Nucleus as a cell organelle was first described by Robert Brown as early as 1831. Later the material of the nucleus stained by the basic dyes was given the name chromatin by Flemming. The interphase nucleus (nucleus of a cell when it is not dividing) has highly extended and elaborate nucleoprotein fibres called chromatin, nuclear matrix and one or more spherical bodies called nucleoli (sing.: nucleolus).
Electron microscopy has revealed that the nuclear envelope, which consists of two parallel membranes with a space between (10 to 50 nm) called the perinuclear space, forms a barrier between the materials present inside the nucleus and that of the cytoplasm. The outer membrane usually remains continuous with the endoplasmic reticulum and also bears ribosomes on it.

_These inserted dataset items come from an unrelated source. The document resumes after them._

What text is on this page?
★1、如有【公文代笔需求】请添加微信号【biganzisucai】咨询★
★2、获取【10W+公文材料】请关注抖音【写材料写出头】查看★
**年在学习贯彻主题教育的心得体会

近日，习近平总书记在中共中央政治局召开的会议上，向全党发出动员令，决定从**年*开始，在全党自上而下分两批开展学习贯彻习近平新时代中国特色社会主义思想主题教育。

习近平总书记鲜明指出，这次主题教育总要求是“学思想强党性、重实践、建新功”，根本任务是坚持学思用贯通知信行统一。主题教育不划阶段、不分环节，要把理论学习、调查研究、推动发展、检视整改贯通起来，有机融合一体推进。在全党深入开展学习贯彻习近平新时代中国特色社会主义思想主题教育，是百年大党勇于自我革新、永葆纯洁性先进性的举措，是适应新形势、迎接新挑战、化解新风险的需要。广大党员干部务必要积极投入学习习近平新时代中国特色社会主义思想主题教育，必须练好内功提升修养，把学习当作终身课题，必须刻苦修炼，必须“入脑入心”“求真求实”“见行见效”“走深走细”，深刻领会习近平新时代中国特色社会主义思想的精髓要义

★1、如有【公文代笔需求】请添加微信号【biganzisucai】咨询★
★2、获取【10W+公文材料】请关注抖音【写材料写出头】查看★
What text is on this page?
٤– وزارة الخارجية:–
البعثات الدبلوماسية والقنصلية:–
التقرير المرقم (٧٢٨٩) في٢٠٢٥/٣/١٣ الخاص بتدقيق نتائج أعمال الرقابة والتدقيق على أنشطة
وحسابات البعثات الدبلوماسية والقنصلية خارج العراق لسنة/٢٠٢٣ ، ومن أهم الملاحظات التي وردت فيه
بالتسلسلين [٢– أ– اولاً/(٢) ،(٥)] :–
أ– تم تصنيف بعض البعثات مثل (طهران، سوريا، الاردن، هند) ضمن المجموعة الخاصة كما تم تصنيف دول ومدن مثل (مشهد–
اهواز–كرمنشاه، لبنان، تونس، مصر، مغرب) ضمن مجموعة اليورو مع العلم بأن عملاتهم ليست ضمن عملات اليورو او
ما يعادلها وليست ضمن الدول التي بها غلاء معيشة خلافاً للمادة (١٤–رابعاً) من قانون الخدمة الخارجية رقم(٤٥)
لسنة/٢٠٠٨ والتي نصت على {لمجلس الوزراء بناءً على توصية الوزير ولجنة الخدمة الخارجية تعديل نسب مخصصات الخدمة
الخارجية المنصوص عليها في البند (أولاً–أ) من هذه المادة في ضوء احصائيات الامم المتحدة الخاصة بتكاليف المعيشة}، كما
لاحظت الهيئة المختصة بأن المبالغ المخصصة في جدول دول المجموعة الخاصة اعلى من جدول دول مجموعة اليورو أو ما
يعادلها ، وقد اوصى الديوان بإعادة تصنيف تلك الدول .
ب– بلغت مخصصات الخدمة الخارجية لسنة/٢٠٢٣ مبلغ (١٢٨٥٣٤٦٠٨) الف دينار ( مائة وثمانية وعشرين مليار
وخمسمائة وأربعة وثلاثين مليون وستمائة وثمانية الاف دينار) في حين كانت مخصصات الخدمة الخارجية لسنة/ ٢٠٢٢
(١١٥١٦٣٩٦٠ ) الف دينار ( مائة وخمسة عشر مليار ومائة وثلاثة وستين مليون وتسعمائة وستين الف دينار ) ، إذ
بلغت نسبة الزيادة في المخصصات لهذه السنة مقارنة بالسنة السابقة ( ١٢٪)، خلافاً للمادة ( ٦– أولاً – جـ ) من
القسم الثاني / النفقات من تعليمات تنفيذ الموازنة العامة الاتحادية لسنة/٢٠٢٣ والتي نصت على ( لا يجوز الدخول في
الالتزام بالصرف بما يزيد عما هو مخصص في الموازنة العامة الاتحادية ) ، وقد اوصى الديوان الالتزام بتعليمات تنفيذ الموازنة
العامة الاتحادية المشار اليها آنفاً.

At a number of places the nuclear envelope is interrupted by minute pores, which are formed by the fusion of its two membranes. These nuclear pores are the passages through which movement of RNA and protein molecules takes place in both directions between the nucleus and the cytoplasm. Normally, there is only one nucleus per cell, variations in the number of nuclei are also frequently observed.
Some mature cells even lack nucleus, e.g., erythrocytes of many mammals and sieve tube cells of vascular plants. The nuclear matrix or the nucleoplasm contains nucleolus and chromatin. The nucleoli are spherical structures present in the nucleoplasm. The content of nucleolus is continuous with the rest of the nucleoplasm as it is not a membrane bound structure. It is a site for active ribosomal RNA synthesis. Larger and more numerous nucleoli are present in cells actively carrying out protein synthesis.
You may recall that the interphase nucleus has a loose and indistinct network of nucleoprotein fibres called chromatin. But during different stages of cell division, cells show structured chromosomes in place of the nucleus. Chromatin contains DNA and some basic proteins called histones, some non-histone proteins and also RNA.
A single human cell has approximately two metre long thread of DNA distributed among its forty six (twenty three pairs) chromosomes. Every chromosome essentially has a primary constriction or the centromere on the sides of which disc shaped structures called kinetochores are present.
Based on the position of the centromere, the chromosomes can be classified into four types.
- The metacentric chromosome has middle centromere forming two equal arms of the chromosome.
- The sub-metacentric chromosome has centromere nearer to one end of the chromosome resulting into one shorter arm and one longer arm.
- The Acrocentric chromosome has centromere is situated close to its end forming one extremely short and one very long arm, whereas the telocentric chromosome has a terminal centromere.
Sometimes a few chromosomes have non-staining secondary constrictions at a constant location. This gives the appearance of a small fragment called the satellite.